Kebudayaan populer di Indonesia mengungkapkan kisah-kisah anak muda dalam potret yang sering jauh lebih indah dari kenyataannya. Pamer hedonisme dan pola gaya hidup mewah, yang mencerminkan ikon-ikon baru remaja mulai mengalahkan idola lama mahasiswa seperti Bung Karno maupun Soe Hok Gie yang idealis. Berganti dengan pertunjukan musik, clubbing, sex party dengan tujuan akhir adalah pencapaian kenikmatan sesaat. Akibat dari itu semua, mahasiswa jarang sekali yang memakai aspek kognisi mereka untuk melihat realitas masyarakat yang ada. Mereka tidak menggunakan kompetensi pengetahuan mereka kecuali hanya didalam ruang kelas saja tetapi tidak untuk memahami realitas yang terjadi di dalam masyarakatnya.

Lalu mahasiswa juga sudah tidak memiliki kesadaran akan apa yang sedang terjadi di masyarakat. Sekali lagi karena mahasiswa sudah terhegemoni (soft hegemony ) oleh sebuah kekuatan yang kita sebut kapitalisme global. Seperti yang diutarakan John Lennon, Sex, TV, and Music make you weak. Mungkin itulah yang dapat menggambarkan hilangnya kesadaran mahasiswa. Mahasiswa oleh sebab itu tidak dapat disebut sebagai intelektual organik sebab mereka sudah tercerabut dari tempat yang semestinya, yaitu masyarakat. Mahasiswa menjadi sebuah kelas baru yang sangat prestisius, mahasiswa menjadi borjuasi-borjuasi muda dengan masa depan yang cerah dihadapannya.
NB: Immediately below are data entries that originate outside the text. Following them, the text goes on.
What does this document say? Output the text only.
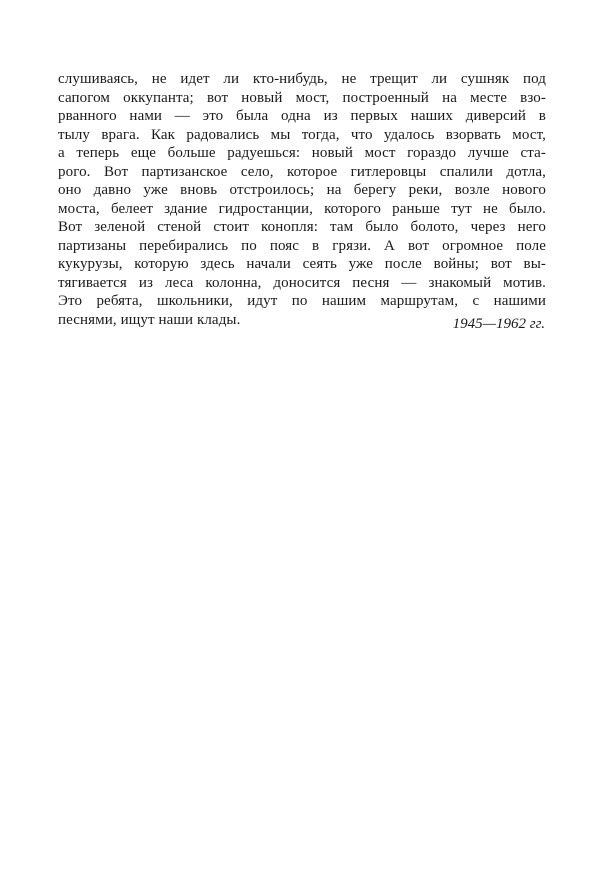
слушиваясь, не идет ли кто-нибудь, не трещит ли сушняк под
сапогом оккупанта; вот новый мост, построенный на месте взо-
рванного нами — это была одна из первых наших диверсий в
тылу врага. Как радовались мы тогда, что удалось взорвать мост,
а теперь еще больше радуешься: новый мост гораздо лучше ста-
рого. Вот партизанское село, которое гитлеровцы спалили дотла,
оно давно уже вновь отстроилось; на берегу реки, возле нового
моста, белеет здание гидростанции, которого раньше тут не было.
Вот зеленой стеной стоит конопля: там было болото, через него
партизаны перебирались по пояс в грязи. А вот огромное поле
кукурузы, которую здесь начали сеять уже после войны; вот вы-
тягивается из леса колонна, доносится песня — знакомый мотив.
Это ребята, школьники, идут по нашим маршрутам, с нашими
песнями, ищут наши клады.	1945—1962 гг.
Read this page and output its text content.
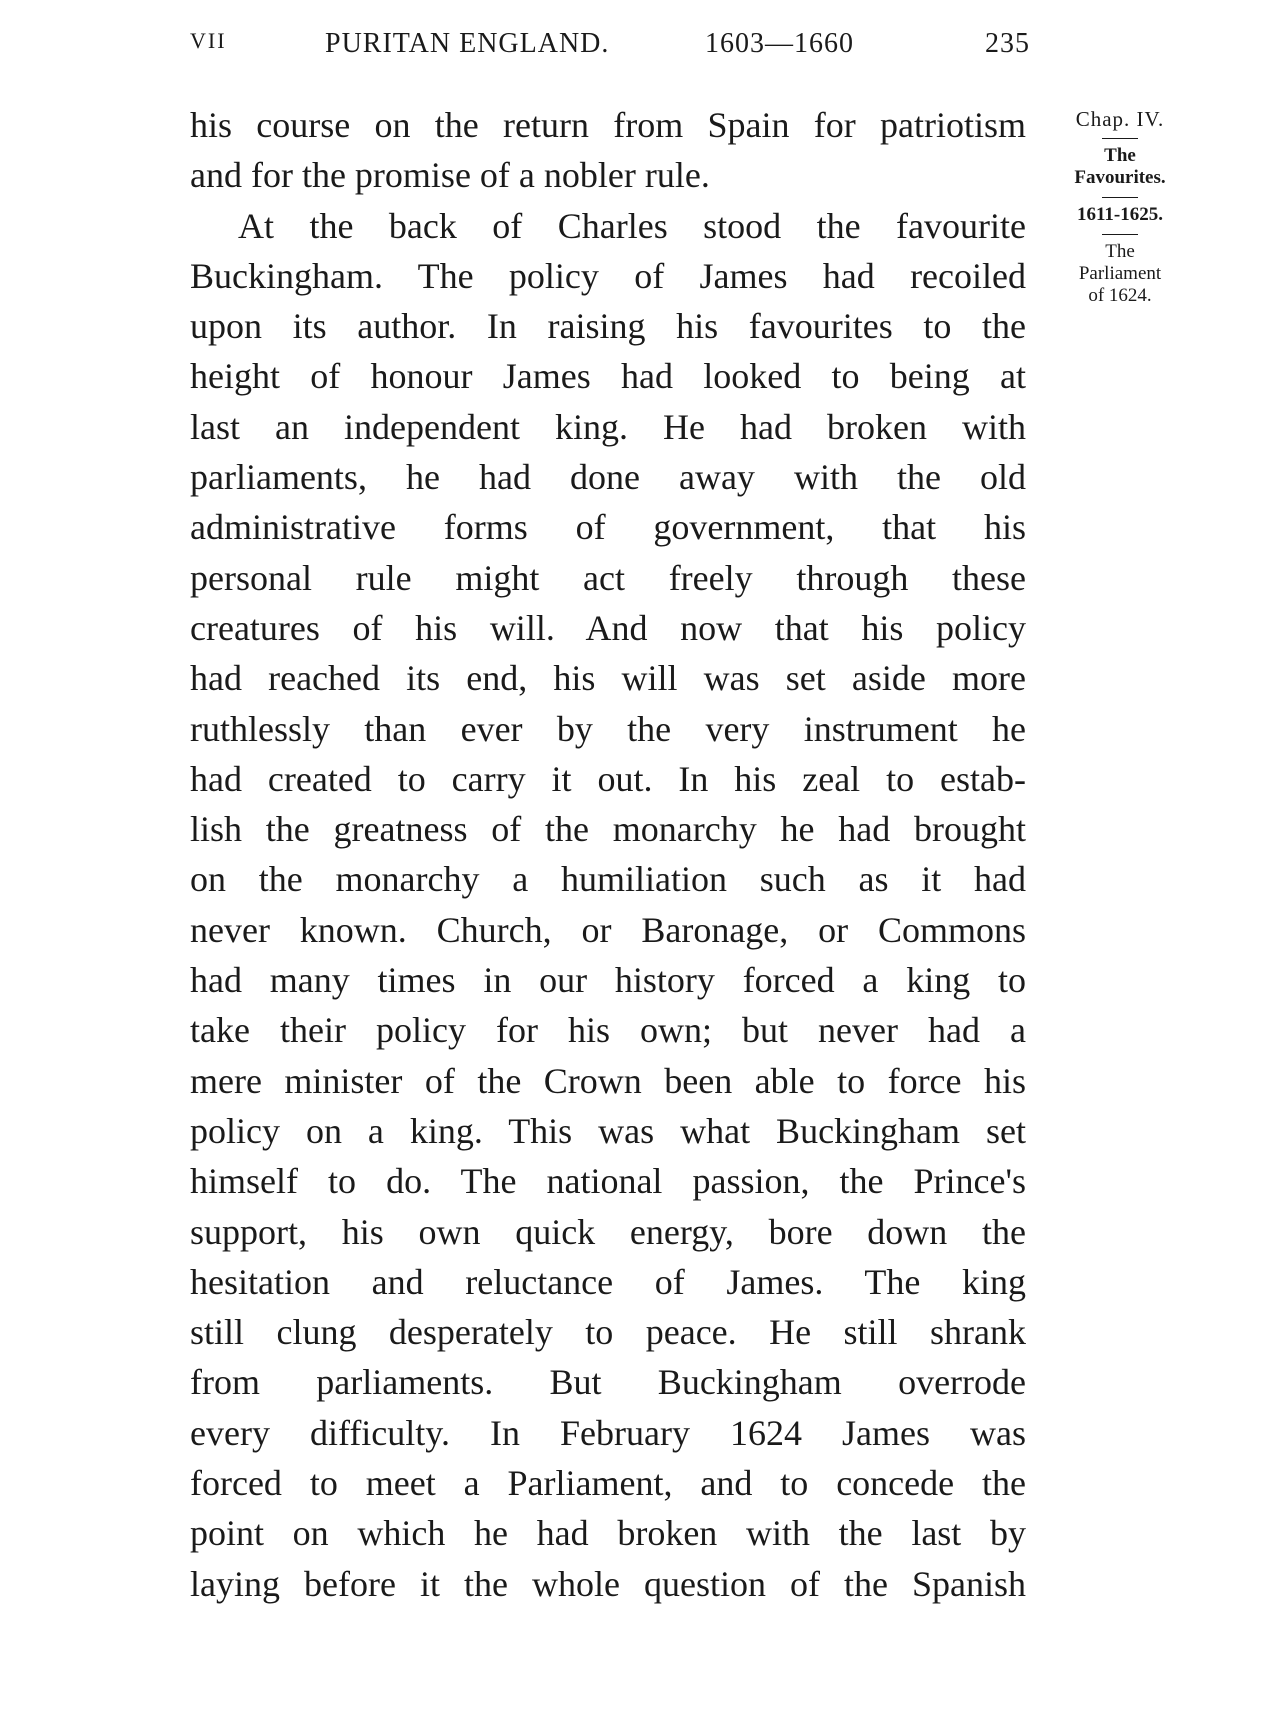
VII	PURITAN ENGLAND.	1603—1660	235
his course on the return from Spain for patriotism
and for the promise of a nobler rule.
At the back of Charles stood the favourite
Buckingham. The policy of James had recoiled
upon its author. In raising his favourites to the
height of honour James had looked to being at
last an independent king. He had broken with
parliaments, he had done away with the old
administrative forms of government, that his
personal rule might act freely through these
creatures of his will. And now that his policy
had reached its end, his will was set aside more
ruthlessly than ever by the very instrument he
had created to carry it out. In his zeal to estab-
lish the greatness of the monarchy he had brought
on the monarchy a humiliation such as it had
never known. Church, or Baronage, or Commons
had many times in our history forced a king to
take their policy for his own; but never had a
mere minister of the Crown been able to force his
policy on a king. This was what Buckingham set
himself to do. The national passion, the Prince's
support, his own quick energy, bore down the
hesitation and reluctance of James. The king
still clung desperately to peace. He still shrank
from parliaments. But Buckingham overrode
every difficulty. In February 1624 James was
forced to meet a Parliament, and to concede the
point on which he had broken with the last by
laying before it the whole question of the Spanish
Chap. IV.
The
Favourites.
1611-1625.
The
Parliament
of 1624.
Menyimak dari berbagai fenomena di atas lalu muncul pertanyaan dalam benak penulis, apakah benar contoh kecil seperti NIGHT PARTY adalah sarana untuk menghabiskan waktu luang bagi mahasiswa dikarenakan kurangnya aktivitas-aktivitas di dalam dunia kampus ? Lalu, apa memang kegiatan seperti inilah yang menyebabkan absen-nya fungsi dan peranan mahasiswa sebagai agen perubahan dan kontrol sosial ?

Jika benar ,maka ini adalah sebuah ironi. Jika Epicurus masih hidup sampai hari ini, mungkin ia akan meneteskan air mata. Karena hedonisme yang dicetuskan olehnya adalah paham untuk mencari kesenangan di dalam hidup. Artinya setiap apapun yang kita lakukan bertujuan mencapai kesenangan. Tetapi adalah sebuah kesalahan, jika kita hanya mendewakan satu tujuan saja dari beberapa tujuan. Karena dalam setiap tujuan pasti terdapat kesenangan –kesenangan yang menciptakan kepuasan batin. Wassalam.